Everyone wants to own a perfect smile, but a new survey reveals that girls are more likely to get their teeth fixed than boys.



A study of Michigan public school students showed that although boys and girls had equal treatment needs (orthodontists have developed sophisticated tools for measuring this need, which everyone agrees is usually aesthetic), girls' attitudes about their own teeth were quite different: Girls were also twice as likely as boys to say they didn't like their teeth.

And apparently this also applies to those whose teeth weren't that bad, but just not perfectly straight. One study of 12-19 year-olds getting braces at a university clinic found that 56 percent of the girls (compared with 47 percent of the boys) had "little need" for them on the aesthetic scale.

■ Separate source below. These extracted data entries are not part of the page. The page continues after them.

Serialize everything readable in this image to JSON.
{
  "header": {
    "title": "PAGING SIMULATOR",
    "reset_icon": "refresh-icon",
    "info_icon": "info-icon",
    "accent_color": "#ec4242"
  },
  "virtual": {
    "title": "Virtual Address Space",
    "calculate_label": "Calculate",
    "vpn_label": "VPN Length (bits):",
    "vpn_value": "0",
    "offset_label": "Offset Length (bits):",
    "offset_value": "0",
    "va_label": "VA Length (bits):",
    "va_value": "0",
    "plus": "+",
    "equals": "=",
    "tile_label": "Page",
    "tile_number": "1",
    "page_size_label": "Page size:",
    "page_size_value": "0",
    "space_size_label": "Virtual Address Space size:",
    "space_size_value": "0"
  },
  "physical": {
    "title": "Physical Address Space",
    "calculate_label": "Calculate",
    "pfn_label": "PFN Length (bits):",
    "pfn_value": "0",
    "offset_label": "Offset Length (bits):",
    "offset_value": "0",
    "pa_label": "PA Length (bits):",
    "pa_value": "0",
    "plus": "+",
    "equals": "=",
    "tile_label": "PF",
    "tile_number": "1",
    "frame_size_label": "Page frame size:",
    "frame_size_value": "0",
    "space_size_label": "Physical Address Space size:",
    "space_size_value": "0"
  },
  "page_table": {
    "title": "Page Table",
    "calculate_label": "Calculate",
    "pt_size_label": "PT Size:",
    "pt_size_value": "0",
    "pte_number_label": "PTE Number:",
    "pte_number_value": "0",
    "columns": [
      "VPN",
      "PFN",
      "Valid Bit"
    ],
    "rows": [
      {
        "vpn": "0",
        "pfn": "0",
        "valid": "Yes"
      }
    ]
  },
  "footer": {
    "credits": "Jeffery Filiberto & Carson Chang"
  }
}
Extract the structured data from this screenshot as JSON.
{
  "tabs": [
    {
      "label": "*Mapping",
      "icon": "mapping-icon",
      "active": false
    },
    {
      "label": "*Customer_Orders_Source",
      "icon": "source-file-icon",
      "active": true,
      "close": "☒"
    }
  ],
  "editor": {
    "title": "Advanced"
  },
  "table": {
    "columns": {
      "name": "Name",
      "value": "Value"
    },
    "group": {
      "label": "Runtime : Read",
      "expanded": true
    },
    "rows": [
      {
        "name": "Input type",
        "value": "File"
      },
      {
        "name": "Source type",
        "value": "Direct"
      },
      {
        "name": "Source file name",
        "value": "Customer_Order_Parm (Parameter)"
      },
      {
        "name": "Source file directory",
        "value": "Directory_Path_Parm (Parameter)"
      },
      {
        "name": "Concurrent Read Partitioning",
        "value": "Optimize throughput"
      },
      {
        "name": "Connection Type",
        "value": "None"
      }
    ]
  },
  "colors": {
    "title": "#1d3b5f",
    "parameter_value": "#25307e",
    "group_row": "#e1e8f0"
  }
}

The same pattern is also found in placed like Britain and Germany, where 38 percent of girls versus 30 percent of boys ages 11-14 have braces.

So why are girls so obsessed with perfect smiles. Sociologists believe that since gender identities are socially constructed, this could be just another manifestation of the greater tendency to value appearance for girls and women more than for boys and men. Seeing as braces are expensive, this is also tied up with social class, so that richer people are more likely to get their kids' teeth straightened. As a result, only richer girls are more likely to meet (and set) beauty standards.

When you put it that way, it's kind of sad to think how all these kids are already feeling self-conscious about themselves at such a young age.